2. I feel like my thesis statement and conclusion are well illustrated but they could use more clearly defined support.
3. I believe that my paper is well organized and well worded and after the above corrections are made I would give myself an A/B.



https://hbuhsd.instructure.com/courses/5131/pages/rubrics

Tuesday, November 17, 2015

Rubric Criteria

Organization: I would say that I am on the cusp of an A maybe in the B area. My paragraphs are organized, with suitable topic sentences and effective transitions, but the length of my paragraphs are way to long. I have struggled to break up paragraphs in a logical fashion my whole academic career with a fear that I would break up my paragraphs in a way that is detrimental to my overall paper. After talking with Prof. Jenn, I think that I am more comfortable and confident in splitting up my paragraphs and going to do so that way I can be in the solid A range.

Use of a counterargument: I provide a counterargument that is clear with equal representation. I refute this counterargument in a way that strengthens my overall point. I would give myself an A in this category.

Integrating sources: I did not just plop a quote into the middle of a paragraph, rather I made sure that I lead into each quote to create a flow to my paper. I think that this was effectively done and I would give myself an A in this category.


Reasoning/Logic of argument: I believe that my argument is very logically sound which allows for it to be easily accepted. I think my ample support makes that reader more likely to agree with what I am saying. I would give myself and A/B in this category.
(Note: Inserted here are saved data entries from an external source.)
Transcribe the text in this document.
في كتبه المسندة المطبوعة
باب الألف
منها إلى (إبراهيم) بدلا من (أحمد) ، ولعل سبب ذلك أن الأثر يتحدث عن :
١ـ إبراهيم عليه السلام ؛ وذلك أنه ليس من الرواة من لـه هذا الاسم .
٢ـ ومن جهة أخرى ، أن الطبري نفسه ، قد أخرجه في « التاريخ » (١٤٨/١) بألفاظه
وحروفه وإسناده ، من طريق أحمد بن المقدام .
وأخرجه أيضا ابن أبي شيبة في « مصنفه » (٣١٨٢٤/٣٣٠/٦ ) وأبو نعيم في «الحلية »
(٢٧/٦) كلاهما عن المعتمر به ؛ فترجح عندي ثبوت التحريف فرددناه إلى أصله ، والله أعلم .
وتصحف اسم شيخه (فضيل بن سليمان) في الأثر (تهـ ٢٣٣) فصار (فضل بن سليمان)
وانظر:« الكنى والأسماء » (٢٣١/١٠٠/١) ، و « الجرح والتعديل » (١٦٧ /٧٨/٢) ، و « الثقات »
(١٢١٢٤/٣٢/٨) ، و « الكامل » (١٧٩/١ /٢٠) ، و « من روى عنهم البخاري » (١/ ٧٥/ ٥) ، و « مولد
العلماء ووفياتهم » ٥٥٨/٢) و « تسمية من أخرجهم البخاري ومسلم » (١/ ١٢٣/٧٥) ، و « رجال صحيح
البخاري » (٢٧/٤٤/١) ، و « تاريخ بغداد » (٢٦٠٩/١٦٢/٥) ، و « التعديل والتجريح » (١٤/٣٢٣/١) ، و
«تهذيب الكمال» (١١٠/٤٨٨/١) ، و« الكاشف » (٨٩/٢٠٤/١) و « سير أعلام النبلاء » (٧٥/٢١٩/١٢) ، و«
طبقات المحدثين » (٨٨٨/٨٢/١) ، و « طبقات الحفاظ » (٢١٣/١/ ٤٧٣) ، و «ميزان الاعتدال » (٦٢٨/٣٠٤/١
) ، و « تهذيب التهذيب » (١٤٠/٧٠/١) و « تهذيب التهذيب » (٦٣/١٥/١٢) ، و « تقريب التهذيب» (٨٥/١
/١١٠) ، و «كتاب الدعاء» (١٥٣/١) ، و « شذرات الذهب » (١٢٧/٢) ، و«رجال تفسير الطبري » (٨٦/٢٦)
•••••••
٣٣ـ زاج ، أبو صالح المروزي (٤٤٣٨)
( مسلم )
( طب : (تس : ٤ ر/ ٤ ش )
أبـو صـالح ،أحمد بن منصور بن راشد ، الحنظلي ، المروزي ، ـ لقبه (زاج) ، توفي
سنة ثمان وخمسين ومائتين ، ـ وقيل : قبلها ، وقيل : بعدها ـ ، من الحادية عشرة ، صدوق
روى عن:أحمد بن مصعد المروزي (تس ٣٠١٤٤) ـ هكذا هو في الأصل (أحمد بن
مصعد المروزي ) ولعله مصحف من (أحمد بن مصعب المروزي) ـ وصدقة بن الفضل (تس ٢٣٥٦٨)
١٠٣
Photo from: https://upload.wikimedia.org/wikipedia/commons/8/83/Rubric.jpg

Rubric Criteria

1.

I have been working more on my academic tone and making sure that it sounds professional. Also the structure of each individual paragraph could be more organized.

2.

source: fisherprice.com

I noticed I need to go through and make sure that all of my paragraphs and statements are actually necessary to my argument.


3.

I need to work on having a stronger thesis and conclusion. I know that they are there but they aren't as prominent as they should be.

-Kristen Skuba

Rubric Criteria

Things I need to improve on:

1. I need to narrow down my thesis and topic development. I talk about a wide variety of topics, so I will narrow it down to around three specific parts of organic food.
2. I need to add a counterargument. I originally thought my counter argument would be that organic food is expensive, however I am thinking about adding another counter argument.
3. My organization is not great. I need to add better transitions, as well as reorganize my thesis and topic development points.

Thursday, November 12, 2015

Improvements


Four ways that I improved my draft:

1.In one of my quotations Euginea found that one of the words did not make sense, so I went back to the website and found that I accidentally wrote pronounces instead of pronounced and made that change.
2.In my second paragraph I found that one of my sentences was unclear so I added specificity. I change the sentence “When these children start to apply for jobs, they are going to need these skills in order to be successful” to “When these children start to apply for jobs, they are going to both of these skills in order to be successful”. At first it sounded as though you needed only one of these skills when in fact I was trying to say that it is imperative to have a balance of both.
3.There is an are in my paragraph about how homework can be counterproductive where I explain how spot checking can be bad for a child’s education. I had someone that reviewed my paper say that I should delete it, but I felt that it was needed to get my point across. I may end up deleting it before the final draft is complete.
4.I made small grammatical changes.



Three ways that Lucas improved his draft from my suggestions:

1.He used more in text citations but still did not include in text cites for all of the sources that he listed.
2.He shortened the distance between the title and the first paragraph. This is something that makes the essay look more professional, which could attend to his credibility.
3.He reorganized the paper so that there was more of a logical sequence. For example, he talked about Mexico in the beginning of his essay then again later on, so in order to create flow he moved the two paragraphs one after the other.

4.He did not change his works cited page, something that he still needs to improve upon.